Canada’s chief public health officer Theresa Tam has ambitious nationwide goals for testing.

“We are at the moment working out some of the optimal lab testing strategy going forward,” she told media on April 23. “It is a bit of a target in evolution, but as a first tranche, roughly close to 60,000 is where the provinces can potentially expand to as a target already.”

This may mean shelving other tests, said Nielsen, whose 13,706 members (close to 10,000 of them being technologists) conduct 1.2 million tests daily.

But Nielsen said if the government provides adequate equipment, technologists can juggle both duties (regular tests and COVID-19). But that’s yet to happen, with many labs struggling to procure the PCR devices.

And she says Canada needs to increase the number of licensed testing centres with the appropriate number of lab technologists to supervise lab assistants.

“You can’t replace that knowledge with a layperson; it would be irresponsible to do so.
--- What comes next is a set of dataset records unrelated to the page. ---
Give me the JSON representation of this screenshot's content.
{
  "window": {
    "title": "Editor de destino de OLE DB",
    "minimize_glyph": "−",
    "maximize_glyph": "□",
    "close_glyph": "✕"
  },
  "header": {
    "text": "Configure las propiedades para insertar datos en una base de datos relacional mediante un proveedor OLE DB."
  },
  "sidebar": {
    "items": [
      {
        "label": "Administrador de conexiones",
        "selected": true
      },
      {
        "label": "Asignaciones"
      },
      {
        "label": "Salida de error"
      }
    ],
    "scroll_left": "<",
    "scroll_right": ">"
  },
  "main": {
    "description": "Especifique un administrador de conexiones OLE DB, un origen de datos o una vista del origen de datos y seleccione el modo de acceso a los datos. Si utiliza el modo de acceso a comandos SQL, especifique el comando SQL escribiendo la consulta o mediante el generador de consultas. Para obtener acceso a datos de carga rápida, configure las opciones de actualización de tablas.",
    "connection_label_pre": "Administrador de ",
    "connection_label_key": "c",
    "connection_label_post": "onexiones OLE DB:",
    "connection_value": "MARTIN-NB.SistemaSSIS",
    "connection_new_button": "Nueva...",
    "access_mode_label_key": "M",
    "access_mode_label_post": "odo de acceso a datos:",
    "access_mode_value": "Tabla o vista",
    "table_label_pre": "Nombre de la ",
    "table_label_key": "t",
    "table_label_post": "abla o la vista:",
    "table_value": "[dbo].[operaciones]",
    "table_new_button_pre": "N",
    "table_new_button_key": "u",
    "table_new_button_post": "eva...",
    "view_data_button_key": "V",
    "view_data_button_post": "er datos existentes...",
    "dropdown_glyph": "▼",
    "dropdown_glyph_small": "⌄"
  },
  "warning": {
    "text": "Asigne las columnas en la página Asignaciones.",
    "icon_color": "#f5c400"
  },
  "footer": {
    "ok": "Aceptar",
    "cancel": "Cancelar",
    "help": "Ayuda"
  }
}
People are saying ‘well we got all these university students we can redeploy; that’s no where you want to go; this is not about people, this is about processes and product, which is equipment and reagents to do the job.”

Washington State-based infectious disease modelling expert Trevor Bedford says “We will need to massively increase our testing capacity.”

He likened the effort to this generation’s Apollo mission.

“These transmission routes can be reduced by a huge rollout of testing capacity. If someone can be tested early in their illness before they show symptoms, they could effectively self isolate and reduce onward transmission compared to isolation when symptoms develop,” said Bedford on Twitter. 

More widespread diagnostic testing, in the absence of accurate serological testing for antibodies, would also give a better understanding of true infection rates.